On average, `71 and Older` age group customers tend to shop the most online, in store, and through the catalog.
`36 to 50` and `51 to 70` age groups are interested in deals. Most likely this is because they receive more deals since they have more loyal customers.
This information could be super helpful for a marketing department as strategies could be used to increase `36 to 50` and `71 and Older` customers for the store.

In [33]:
amounts_col = ["mnt_wines", "mnt_fruits", "mnt_meat_products", "mnt_fish_products", "mnt_sweet_products", "mnt_gold_products"]

plot = 0
fig = plt.figure(figsize=(8, 8))
for i in range(len(amounts_col)):
    plot += 1
    ax = plt.subplot(3, 2, plot)
    sns.boxplot(x=marketing_data["age_group"], y=marketing_data[amounts_col[i]])
    plt.title("Purchase behaviour by Age")
plt.tight_layout()
plt.show()

<IPython.core.display.Javascript object>

In [34]:
age_amounts = marketing_data.loc[:, ('age', 'mnt_wines', 'mnt_fruits', 'mnt_meat_products', 'mnt_fish_products', 
'mnt_sweet_products', 'mnt_gold_products')]
# breaking up the age bins
bins = [18, 35, 50, 70, 150]
# age group labels
labels = ['18 to 35', '36 to 50', '51 to 70', '71 and Older']

# adding age group to the new dataframe as rows
age_amounts['age_group'] = pd.cut(age_amounts.age, bins=bins, labels=labels)
age_amounts = age_amounts.groupby('age_group').sum().reset_index()
age_amounts

Unnamed: 0,age_group,age,mnt_wines,mnt_fruits,mnt_meat_products,mnt_fish_products,mnt_sweet_products,mnt_gold_products
0,18 to 35,3019,26556,3084,22017,4293,2785,4695
1,36 to 50,33525,182179,18870,114283,26841,20153,29673
2,51 to 70,66898,366449,29288,183785,41156,29674,50245
3,71 and Older,19766,104845,7511,53290,11641,7940,13733


In [35]:
fig, ax = plt.subplots(figsize=(8, 8))

product_col = ['mnt_wines', 'mnt_fruits', 'mnt_meat_products', 'mnt_fish_products', 
'mnt_sweet_products', 'mnt_gold_products']

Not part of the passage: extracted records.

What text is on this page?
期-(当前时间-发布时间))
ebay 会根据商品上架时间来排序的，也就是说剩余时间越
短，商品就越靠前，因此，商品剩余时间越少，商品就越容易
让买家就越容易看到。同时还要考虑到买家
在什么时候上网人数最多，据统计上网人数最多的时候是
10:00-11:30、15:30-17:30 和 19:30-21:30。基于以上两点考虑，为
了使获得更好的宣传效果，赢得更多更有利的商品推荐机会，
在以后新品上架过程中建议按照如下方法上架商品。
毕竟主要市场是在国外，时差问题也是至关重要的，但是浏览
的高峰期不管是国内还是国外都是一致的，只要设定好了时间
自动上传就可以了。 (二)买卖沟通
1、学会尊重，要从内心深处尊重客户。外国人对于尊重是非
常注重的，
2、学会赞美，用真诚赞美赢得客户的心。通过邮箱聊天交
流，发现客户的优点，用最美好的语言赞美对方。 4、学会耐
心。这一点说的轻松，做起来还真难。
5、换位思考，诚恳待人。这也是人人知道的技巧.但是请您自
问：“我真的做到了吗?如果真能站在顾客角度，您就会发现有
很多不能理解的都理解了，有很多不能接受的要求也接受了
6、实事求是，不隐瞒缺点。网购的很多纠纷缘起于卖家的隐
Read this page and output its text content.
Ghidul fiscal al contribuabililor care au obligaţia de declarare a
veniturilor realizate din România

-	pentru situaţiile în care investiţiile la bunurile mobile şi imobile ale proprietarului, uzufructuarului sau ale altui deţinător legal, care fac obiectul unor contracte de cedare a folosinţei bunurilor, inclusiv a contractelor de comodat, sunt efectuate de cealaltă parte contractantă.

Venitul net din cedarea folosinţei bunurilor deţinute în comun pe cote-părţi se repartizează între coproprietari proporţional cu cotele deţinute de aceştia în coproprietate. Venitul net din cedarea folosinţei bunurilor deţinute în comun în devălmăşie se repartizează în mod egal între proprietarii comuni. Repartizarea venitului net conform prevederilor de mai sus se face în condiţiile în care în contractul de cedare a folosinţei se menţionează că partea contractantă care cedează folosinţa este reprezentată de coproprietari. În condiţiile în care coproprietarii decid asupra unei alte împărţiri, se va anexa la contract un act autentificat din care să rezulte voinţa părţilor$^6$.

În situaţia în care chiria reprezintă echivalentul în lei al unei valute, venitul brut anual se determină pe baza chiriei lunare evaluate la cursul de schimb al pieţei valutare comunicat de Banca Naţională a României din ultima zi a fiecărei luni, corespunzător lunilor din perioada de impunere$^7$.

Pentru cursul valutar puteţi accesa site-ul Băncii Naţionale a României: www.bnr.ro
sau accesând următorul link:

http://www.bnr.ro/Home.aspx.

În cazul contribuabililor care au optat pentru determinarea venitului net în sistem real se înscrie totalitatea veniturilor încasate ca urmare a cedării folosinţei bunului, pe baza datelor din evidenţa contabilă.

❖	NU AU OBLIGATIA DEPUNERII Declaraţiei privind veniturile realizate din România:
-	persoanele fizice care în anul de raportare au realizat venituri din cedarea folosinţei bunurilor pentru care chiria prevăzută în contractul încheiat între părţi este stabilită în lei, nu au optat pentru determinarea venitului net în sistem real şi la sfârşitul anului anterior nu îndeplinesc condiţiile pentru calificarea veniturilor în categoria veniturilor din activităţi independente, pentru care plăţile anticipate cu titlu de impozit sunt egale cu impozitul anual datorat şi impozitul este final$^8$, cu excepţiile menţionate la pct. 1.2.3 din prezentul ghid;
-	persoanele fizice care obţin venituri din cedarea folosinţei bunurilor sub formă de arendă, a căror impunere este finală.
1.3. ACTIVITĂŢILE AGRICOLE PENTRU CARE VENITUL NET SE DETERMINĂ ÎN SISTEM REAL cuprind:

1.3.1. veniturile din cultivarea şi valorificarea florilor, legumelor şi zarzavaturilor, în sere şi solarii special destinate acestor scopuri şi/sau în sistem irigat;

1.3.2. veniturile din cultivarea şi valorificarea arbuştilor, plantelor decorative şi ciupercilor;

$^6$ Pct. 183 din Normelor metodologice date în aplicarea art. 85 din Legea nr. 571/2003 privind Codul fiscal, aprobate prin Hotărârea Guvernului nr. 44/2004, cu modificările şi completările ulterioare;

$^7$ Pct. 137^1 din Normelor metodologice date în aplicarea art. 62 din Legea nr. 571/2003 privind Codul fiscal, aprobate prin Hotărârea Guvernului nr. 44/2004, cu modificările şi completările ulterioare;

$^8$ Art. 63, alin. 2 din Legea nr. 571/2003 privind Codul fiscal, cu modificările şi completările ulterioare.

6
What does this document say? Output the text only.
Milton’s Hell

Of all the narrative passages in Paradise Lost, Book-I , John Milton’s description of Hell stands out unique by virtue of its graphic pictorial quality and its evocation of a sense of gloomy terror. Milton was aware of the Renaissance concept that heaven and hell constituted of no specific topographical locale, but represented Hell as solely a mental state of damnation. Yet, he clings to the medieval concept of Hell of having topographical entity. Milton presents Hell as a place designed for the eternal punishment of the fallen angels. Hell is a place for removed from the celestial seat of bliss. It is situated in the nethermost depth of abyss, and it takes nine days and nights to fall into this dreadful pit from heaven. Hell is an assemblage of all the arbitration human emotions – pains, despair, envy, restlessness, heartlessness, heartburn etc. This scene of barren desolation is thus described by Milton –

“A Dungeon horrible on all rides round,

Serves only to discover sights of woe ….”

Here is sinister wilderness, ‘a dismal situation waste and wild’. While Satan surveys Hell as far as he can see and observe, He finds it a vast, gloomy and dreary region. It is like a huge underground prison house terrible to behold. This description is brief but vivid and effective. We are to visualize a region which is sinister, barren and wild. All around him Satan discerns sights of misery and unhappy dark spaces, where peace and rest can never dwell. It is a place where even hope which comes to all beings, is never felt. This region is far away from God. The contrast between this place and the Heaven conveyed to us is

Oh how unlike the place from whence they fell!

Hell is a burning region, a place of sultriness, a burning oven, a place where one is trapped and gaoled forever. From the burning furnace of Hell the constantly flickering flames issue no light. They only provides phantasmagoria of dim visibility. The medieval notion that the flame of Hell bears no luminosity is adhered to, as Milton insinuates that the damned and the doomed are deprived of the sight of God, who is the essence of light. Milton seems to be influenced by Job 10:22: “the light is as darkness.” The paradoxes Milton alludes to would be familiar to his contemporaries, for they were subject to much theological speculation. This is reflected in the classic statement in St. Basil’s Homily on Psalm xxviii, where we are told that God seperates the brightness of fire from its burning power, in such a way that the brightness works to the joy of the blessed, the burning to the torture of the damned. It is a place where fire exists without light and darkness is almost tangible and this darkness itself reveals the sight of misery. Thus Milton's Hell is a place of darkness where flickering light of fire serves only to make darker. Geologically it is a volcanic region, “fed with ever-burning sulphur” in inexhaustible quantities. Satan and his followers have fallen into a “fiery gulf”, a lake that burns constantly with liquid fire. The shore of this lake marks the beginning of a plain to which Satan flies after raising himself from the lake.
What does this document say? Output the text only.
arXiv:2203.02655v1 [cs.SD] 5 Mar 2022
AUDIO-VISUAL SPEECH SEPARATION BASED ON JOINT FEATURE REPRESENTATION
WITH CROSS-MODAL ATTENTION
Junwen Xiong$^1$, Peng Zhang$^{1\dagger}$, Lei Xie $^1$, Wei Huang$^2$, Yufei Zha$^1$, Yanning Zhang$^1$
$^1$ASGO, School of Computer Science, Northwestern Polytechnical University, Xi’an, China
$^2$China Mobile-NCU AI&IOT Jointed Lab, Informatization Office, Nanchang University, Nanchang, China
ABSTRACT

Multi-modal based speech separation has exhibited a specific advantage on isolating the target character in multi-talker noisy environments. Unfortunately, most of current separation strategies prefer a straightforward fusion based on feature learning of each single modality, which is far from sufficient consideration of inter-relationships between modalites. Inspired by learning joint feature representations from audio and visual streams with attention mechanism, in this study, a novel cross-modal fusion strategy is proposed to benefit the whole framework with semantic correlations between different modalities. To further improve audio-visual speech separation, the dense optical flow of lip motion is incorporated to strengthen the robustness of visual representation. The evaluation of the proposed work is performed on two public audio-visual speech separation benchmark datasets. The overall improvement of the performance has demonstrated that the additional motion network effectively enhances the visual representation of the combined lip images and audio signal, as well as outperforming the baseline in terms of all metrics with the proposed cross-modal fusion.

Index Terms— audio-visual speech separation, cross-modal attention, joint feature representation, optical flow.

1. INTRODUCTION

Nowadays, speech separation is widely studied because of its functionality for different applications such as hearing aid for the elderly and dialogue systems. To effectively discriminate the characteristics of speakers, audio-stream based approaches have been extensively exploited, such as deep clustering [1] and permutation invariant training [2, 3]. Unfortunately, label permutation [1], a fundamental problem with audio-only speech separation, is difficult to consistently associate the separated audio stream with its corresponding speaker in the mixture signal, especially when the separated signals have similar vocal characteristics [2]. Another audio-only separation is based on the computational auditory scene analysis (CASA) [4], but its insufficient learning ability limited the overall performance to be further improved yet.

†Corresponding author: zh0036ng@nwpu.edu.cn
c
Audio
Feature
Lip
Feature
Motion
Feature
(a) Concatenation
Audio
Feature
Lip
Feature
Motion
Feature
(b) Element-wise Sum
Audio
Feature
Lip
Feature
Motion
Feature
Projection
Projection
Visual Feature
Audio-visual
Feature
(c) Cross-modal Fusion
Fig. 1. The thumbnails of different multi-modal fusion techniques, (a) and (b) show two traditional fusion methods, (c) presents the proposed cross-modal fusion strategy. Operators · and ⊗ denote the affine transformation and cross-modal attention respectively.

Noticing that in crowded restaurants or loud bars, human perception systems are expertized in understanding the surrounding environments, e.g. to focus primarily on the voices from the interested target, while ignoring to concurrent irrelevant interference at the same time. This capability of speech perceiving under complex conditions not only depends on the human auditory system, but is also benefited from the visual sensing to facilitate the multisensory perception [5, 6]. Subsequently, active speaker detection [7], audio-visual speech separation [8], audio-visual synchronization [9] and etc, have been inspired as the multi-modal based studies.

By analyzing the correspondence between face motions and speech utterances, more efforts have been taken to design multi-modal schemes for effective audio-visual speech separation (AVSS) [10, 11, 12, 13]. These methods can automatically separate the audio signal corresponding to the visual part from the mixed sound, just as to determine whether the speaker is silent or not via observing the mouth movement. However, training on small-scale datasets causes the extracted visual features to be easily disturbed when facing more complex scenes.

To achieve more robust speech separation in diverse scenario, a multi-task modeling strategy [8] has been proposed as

age_amounts.plot(x='age_group', y=product_col, kind='bar', ax=ax,  width=0.8, edgecolor='#131313')
plt.title("How Much Customers Buy by age Group")
plt.ylabel("Total Products Purchased")
plt.tight_layout()
plt.show()

<IPython.core.display.Javascript object>

### Conclusion

It has been shown `income` has the strongest relationship with `purchase behavior` of customers.. But, we've also found interesting connections with education and age. Understanding these can help the store decide how to promote deals and set prices, especially for items like wine, as wealthier people tend to buy more alcohol. There's a chance to attract more customers from the age groups of `18 to 35` and `71 and older` to boost product sales.